U.S. President Donald Trump halted a planned international trip by House Speaker Nancy Pelosi on Thursday as a growing row between the leaders over funding deepened.
Pelosi's trip was to include stops in Brussels, Egypt and Afghanistan.
Trump said in a letter to the top House lawmaker that postponing Pelosi's "public relations event is totally appropriate.
"We will reschedule this seven-day excursion when the Shutdown is over," Trump said as the closure prompted by Trump's demand for nearly $6 billion in border wall funds approached the four-week mark.
"Obviously, if you would like to make your journey by flying commercial, that would certainly be your prerogative," Trump added.
Pelosi the day earlier had asked the president to delay his planned Jan. 29 State of the Union address citing alleged security challenges prompted by the ongoing partial government shutdown.
The Speaker told reporters Thursday she did not want to proceed with the president's speech because she did not want to have security officials work without pay.

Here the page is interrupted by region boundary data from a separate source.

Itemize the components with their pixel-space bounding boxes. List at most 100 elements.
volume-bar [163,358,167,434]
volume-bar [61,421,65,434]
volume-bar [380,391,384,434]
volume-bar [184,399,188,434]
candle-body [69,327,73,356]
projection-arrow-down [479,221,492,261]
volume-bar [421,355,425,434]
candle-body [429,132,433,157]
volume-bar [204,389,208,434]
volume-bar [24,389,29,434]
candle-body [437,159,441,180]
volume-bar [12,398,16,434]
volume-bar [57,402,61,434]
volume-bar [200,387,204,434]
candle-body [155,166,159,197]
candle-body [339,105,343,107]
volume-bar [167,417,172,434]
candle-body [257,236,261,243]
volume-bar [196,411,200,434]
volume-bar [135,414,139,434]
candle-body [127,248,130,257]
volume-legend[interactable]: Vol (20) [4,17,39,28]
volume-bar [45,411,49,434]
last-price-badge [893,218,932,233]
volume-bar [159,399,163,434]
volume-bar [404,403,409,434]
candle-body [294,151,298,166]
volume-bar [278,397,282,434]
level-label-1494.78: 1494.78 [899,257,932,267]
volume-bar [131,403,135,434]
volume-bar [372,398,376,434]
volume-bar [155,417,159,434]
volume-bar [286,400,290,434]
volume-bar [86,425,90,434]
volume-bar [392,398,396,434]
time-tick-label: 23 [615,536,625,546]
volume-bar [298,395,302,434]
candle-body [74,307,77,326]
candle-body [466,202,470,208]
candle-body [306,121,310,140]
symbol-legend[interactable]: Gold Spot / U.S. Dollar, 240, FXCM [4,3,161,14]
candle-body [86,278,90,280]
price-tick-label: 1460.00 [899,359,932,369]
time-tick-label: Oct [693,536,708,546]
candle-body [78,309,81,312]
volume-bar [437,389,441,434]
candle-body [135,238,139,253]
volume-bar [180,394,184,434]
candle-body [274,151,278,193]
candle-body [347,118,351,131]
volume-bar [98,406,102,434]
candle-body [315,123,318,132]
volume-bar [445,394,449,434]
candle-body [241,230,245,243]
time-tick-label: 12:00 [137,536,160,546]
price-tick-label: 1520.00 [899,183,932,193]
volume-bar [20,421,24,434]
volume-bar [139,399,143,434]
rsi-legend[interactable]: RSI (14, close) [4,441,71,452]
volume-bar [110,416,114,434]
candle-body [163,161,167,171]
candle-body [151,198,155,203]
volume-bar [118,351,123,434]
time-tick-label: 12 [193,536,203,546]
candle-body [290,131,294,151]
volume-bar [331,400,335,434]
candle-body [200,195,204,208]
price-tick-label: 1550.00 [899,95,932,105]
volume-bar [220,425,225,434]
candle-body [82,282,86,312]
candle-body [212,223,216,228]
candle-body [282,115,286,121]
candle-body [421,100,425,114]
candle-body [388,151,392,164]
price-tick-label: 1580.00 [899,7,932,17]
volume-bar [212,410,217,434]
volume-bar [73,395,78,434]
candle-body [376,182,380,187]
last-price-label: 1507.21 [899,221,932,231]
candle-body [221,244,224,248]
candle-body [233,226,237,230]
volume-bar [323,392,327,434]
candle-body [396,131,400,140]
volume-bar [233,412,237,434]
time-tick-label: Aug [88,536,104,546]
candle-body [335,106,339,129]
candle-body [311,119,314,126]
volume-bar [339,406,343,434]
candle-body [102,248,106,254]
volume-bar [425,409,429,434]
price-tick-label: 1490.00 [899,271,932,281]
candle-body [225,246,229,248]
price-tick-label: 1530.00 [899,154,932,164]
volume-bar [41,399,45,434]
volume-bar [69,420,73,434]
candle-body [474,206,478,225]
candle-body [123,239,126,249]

"Maybe he thinks it's OK not to pay people who do work," Pelosi said, referring to Trump. "I don't, and my caucus doesn't either."
The U.S. House Speaker normally uses a military plane for overseas travel and it was on that basis that Trump, as commander in chief, appeared to be acting.
"He postponed her ability to use military air," which must be approved by the Department of Defense, said White House spokeswoman Sarah Sanders.
On Wednesday, Pelosi had written to Trump suggesting he postpone his Jan. 29 State of the Union address because of security concerns during the shutdown.
Trump's action drew criticism from one of his Republican allies in the Senate.
"One sophomoric response does not deserve another," Republican Senator Lindsey Graham wrote on Twitter. He criticized Pelosi's move on the State of the Union as "blatantly political" but said, "President Trump denying Speaker Pelosi military travel to visit our troops in Afghanistan, our allies in Egypt and NATO is also inappropriate."
More than 800,000 federal employees are either working without pay if their duties are deemed essential, or are being forced to stay home from their jobs amid the funding lapse.
While the Speaker conveyed her letter as a courteous request, it is her decision as to when the House hosts the president for his annual prime-time address to the nation.
The House leader further suggested Trump could conduct the State of the Union from the Oval Office if he so chooses.
The shutdown is already the longest in U.S. government history, and is set to finish its fourth week Saturday.
Trump insists lawmakers provide him the money to fund the construction of his separation barrier along the U.S.-Mexico border, which he originally said Mexico would foot the bill for.
But Democrats have so far uniformly rejected the demand, claiming a wall is inefficient and immoral.
Democrats have passed several bills to reopen the government without the funding, but Trump has worked alongside congressional Republicans to ensure they do not clear the federal legislature.